Миши вздрогнул: внезапно начали бить часы кафедрального собора. Били с достоинством, медленно, так что между двумя ударами можно было сосчитать до пяти. И вдруг загудел большой колокол. Удары его слышались так близко, точно он прямо в окно говорил: «Вот когда нужно было прийти, выскочка!»
Затем и комнатные часы, словно посмеиваясь, высоким звонким голоском пробили четыре раза и басом — пятый.
Тогда Миши смело взял газету и начал читать передовую статью:
— «„Будущее Дебрецена“. Теперь, когда наш город гигантскими шагами идет по пути современных преобразований, нам стало известно, что принято решение заменить функционирующие на территории города две конные дороги…»
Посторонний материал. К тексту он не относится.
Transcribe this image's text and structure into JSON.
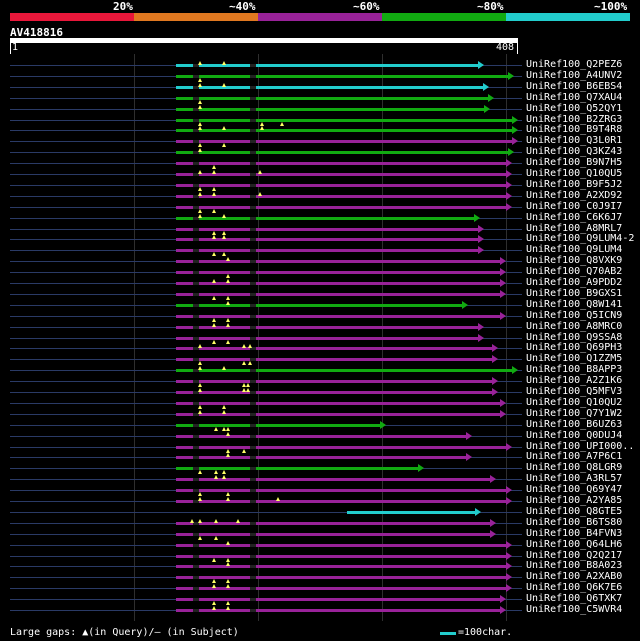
{
  "scale": {
    "labels": [
      "20%",
      "~40%",
      "~60%",
      "~80%",
      "~100%"
    ],
    "colors": [
      "#e8173a",
      "#e07820",
      "#992299",
      "#11aa11",
      "#22cccc"
    ]
  },
  "query": {
    "name": "AV418816",
    "start": "1",
    "end": "408"
  },
  "hits": [
    {
      "label": "UniRef100_Q2PEZ6",
      "color": "#22cccc"
    },
    {
      "label": "UniRef100_A4UNV2",
      "color": "#11aa11"
    },
    {
      "label": "UniRef100_B6EBS4",
      "color": "#22cccc"
    },
    {
      "label": "UniRef100_Q7XAU4",
      "color": "#11aa11"
    },
    {
      "label": "UniRef100_Q52QY1",
      "color": "#11aa11"
    },
    {
      "label": "UniRef100_B2ZRG3",
      "color": "#11aa11"
    },
    {
      "label": "UniRef100_B9T4R8",
      "color": "#11aa11"
    },
    {
      "label": "UniRef100_Q3L0R1",
      "color": "#992299"
    },
    {
      "label": "UniRef100_Q3KZ43",
      "color": "#11aa11"
    },
    {
      "label": "UniRef100_B9N7H5",
      "color": "#992299"
    },
    {
      "label": "UniRef100_Q10QU5",
      "color": "#992299"
    },
    {
      "label": "UniRef100_B9F5J2",
      "color": "#992299"
    },
    {
      "label": "UniRef100_A2XD92",
      "color": "#992299"
    },
    {
      "label": "UniRef100_C0J9I7",
      "color": "#992299"
    },
    {
      "label": "UniRef100_C6K6J7",
      "color": "#11aa11"
    },
    {
      "label": "UniRef100_A8MRL7",
      "color": "#992299"
    },
    {
      "label": "UniRef100_Q9LUM4-2",
      "color": "#992299"
    },
    {
      "label": "UniRef100_Q9LUM4",
      "color": "#992299"
    },
    {
      "label": "UniRef100_Q8VXK9",
      "color": "#992299"
    },
    {
      "label": "UniRef100_Q70AB2",
      "color": "#992299"
    },
    {
      "label": "UniRef100_A9PDD2",
      "color": "#992299"
    },
    {
      "label": "UniRef100_B9GXS1",
      "color": "#992299"
    },
    {
      "label": "UniRef100_Q8W141",
      "color": "#11aa11"
    },
    {
      "label": "UniRef100_Q5ICN9",
      "color": "#992299"
    },
    {
      "label": "UniRef100_A8MRC0",
      "color": "#992299"
    },
    {
      "label": "UniRef100_Q9SSA8",
      "color": "#992299"
    },
    {
      "label": "UniRef100_Q69PH3",
      "color": "#992299"
    },
    {
      "label": "UniRef100_Q1ZZM5",
      "color": "#992299"
    },
    {
      "label": "UniRef100_B8APP3",
      "color": "#11aa11"
    },
    {
      "label": "UniRef100_A2Z1K6",
      "color": "#992299"
    },
    {
      "label": "UniRef100_Q5MFV3",
      "color": "#992299"
    },
    {
      "label": "UniRef100_Q10QU2",
      "color": "#992299"
    },
    {
      "label": "UniRef100_Q7Y1W2",
      "color": "#992299"
    },
    {
      "label": "UniRef100_B6UZ63",
      "color": "#11aa11"
    },
    {
      "label": "UniRef100_Q0DUJ4",
      "color": "#992299"
    },
    {
      "label": "UniRef100_UPI000..",
      "color": "#992299"
    },
    {
      "label": "UniRef100_A7P6C1",
      "color": "#992299"
    },
    {
      "label": "UniRef100_Q8LGR9",
      "color": "#11aa11"
    },
    {
      "label": "UniRef100_A3RL57",
      "color": "#992299"
    },
    {
      "label": "UniRef100_Q69Y47",
      "color": "#992299"
    },
    {
      "label": "UniRef100_A2YA85",
      "color": "#992299"
    },
    {
      "label": "UniRef100_Q8GTE5",
      "color": "#22cccc"
    },
    {
      "label": "UniRef100_B6TS80",
      "color": "#992299"
    },
    {
      "label": "UniRef100_B4FVN3",
      "color": "#992299"
    },
    {
      "label": "UniRef100_Q64LH6",
      "color": "#992299"
    },
    {
      "label": "UniRef100_Q2Q217",
      "color": "#992299"
    },
    {
      "label": "UniRef100_B8A023",
      "color": "#992299"
    },
    {
      "label": "UniRef100_A2XAB0",
      "color": "#992299"
    },
    {
      "label": "UniRef100_Q6K7E6",
      "color": "#992299"
    },
    {
      "label": "UniRef100_Q6TXK7",
      "color": "#992299"
    },
    {
      "label": "UniRef100_C5WVR4",
      "color": "#992299"
    }
  ],
  "footer": {
    "gaps_text": "Large gaps: ▲(in Query)/– (in Subject)",
    "legend_text": "=100char."
  }
}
Читал Миши так быстро, что если раньше он понимал и мог даже поразмыслить кое над чем из прочитанного, то теперь ни одно слово не доходило до его сознания. Он только произносил слова четко и ясно, следя за тем, чтобы звуки не сливались, чувствуя, как движутся его губы. Мальчик вкладывал в чтение всю душу, чтобы каждое слово звучало как можно лучше.
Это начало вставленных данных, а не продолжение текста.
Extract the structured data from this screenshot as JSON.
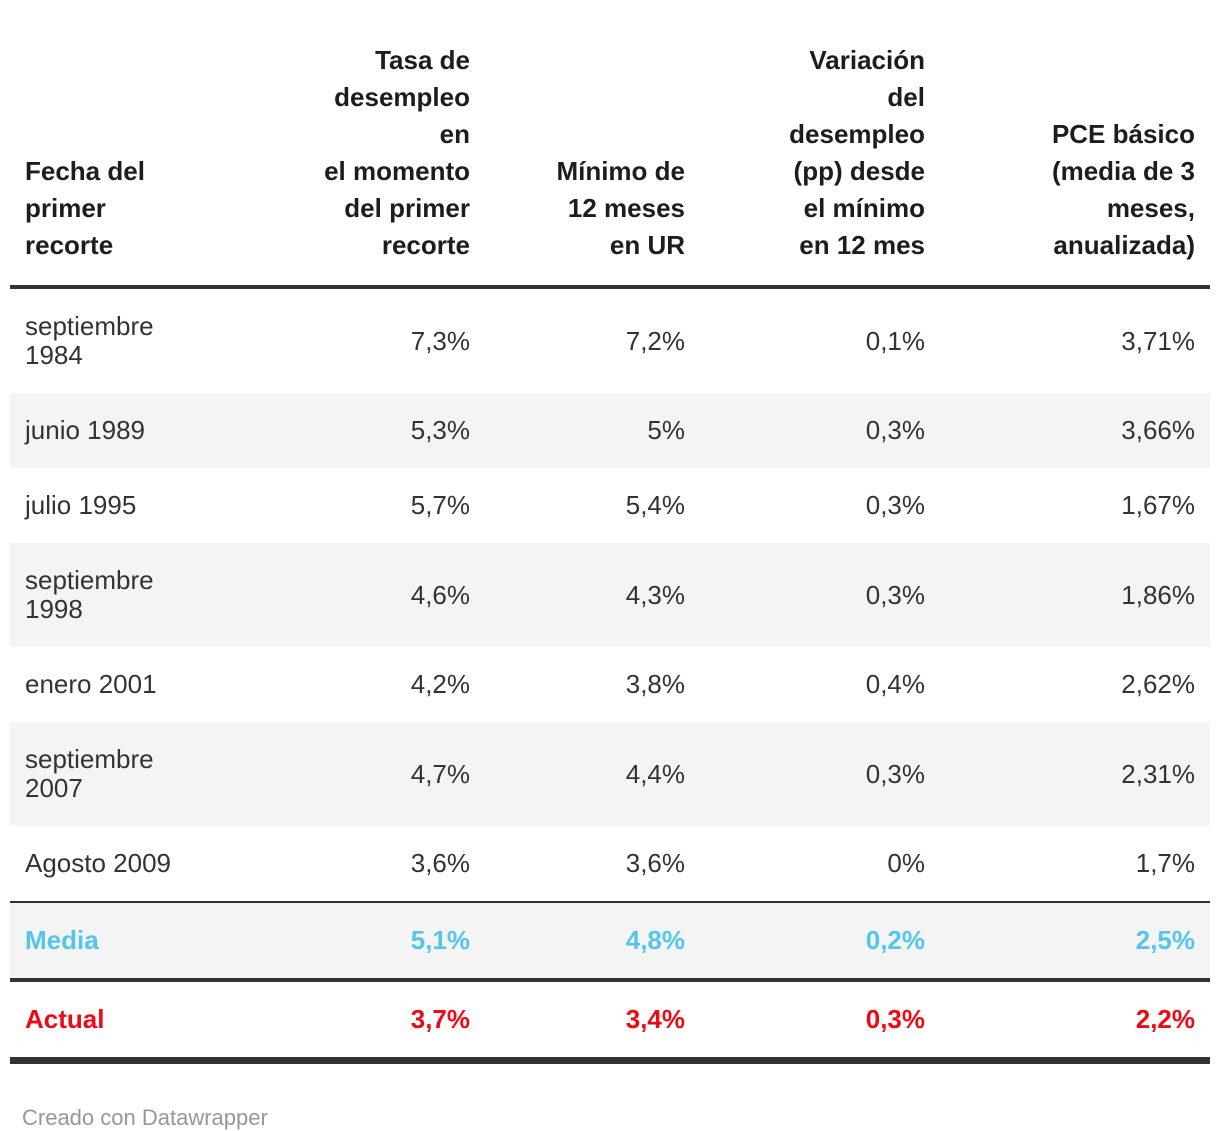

Он так и летел по строчкам. Заголовки следовали один за другим. Если старика что-то не интересовало, он говорил:
— Проскочим!
И Миши «проскакивал». Но заголовки даже самых мелких заметок надо было прочитывать все до одного, правда, чаще всего старик приказывал:
— Проскочим!
Когда пробило шесть, Миши как раз был на середине одной интересной статьи. В ней говорилось о том, что в дебреценских лесах насчитывается десять тысяч хольдов пахотной земли: «Крестьяне, живущие здесь в полуразвалившихся домишках, среди песчаных холмов и топких болот, ведут ожесточенную борьбу за урожай, отвоевывая у природы в один год немного ржи, в другой — кукурузы. Стоящие вокруг вековые дубы как бы оплакивают погибших собратьев и хмуро глядят на редкую рожь и жалкую худосочную кукурузу. Крестьяне оберегают и ценят эту землю не столько за то, что она кормит их самих, сколько за то, что обеспечивает кормами их скот, который пригоняют сюда время от времени, ведь для его перевозки понадобилась бы мощная тягловая сила и затраты на транспорт превысили бы стоимость самих кормов».
Как раз на этом месте начали бить часы, и старик сказал:
— Ну, хватит, пусть останется на завтра.
Миши сложил газету и поднялся.
Он увидел, что у старика дрогнули губы, точно он хотел что-то сказать. Миши густо покраснел: сейчас попросит его не приходить так рано. Но господин Пошалаки сказал совсем другое:
— Здесь снег тоже не каждый год выпадает так рано. И не припомню такого года, когда бы он выпал восемнадцатого октября…
Миши постоял немного, помолчал. Старик кончил говорить, и не похоже было, что он хочет добавить что-нибудь еще.
— До свидания, — попрощался мальчик.
Старый господин ласково кивнул:
— До завтра.
На улице ветер швырял снег в глаза. Втянув голову в плечи, мальчик быстро прошел через двор. Он всегда боялся встретить здесь какую-нибудь собаку. Собак Миши не любил, у них в деревне их много и все злые. И его уже дважды покусали, когда он ходил за молоком.
В коллегии он наконец укрылся от ветра. Вскоре гимназисты пошли на ужин. Опять была сладкая каша — его любимое блюдо, но все страшно злились и говорили, что надо бы швырнуть ее поварихе в физиономию.
Вечером снова сидели вокруг лампы и занимались, а Миши все время представлял себе, как столетние дубы в Большом лесу грустят и тоскливо шумят своими кронами над хилой кукурузой и реденькой рожью: ведь из-за них им придется погибнуть… На улице выл ветер, стучал в окна, рвал водосточную трубу, а в комнате от раскаленной печки веяло теплом, нагоняющим сон.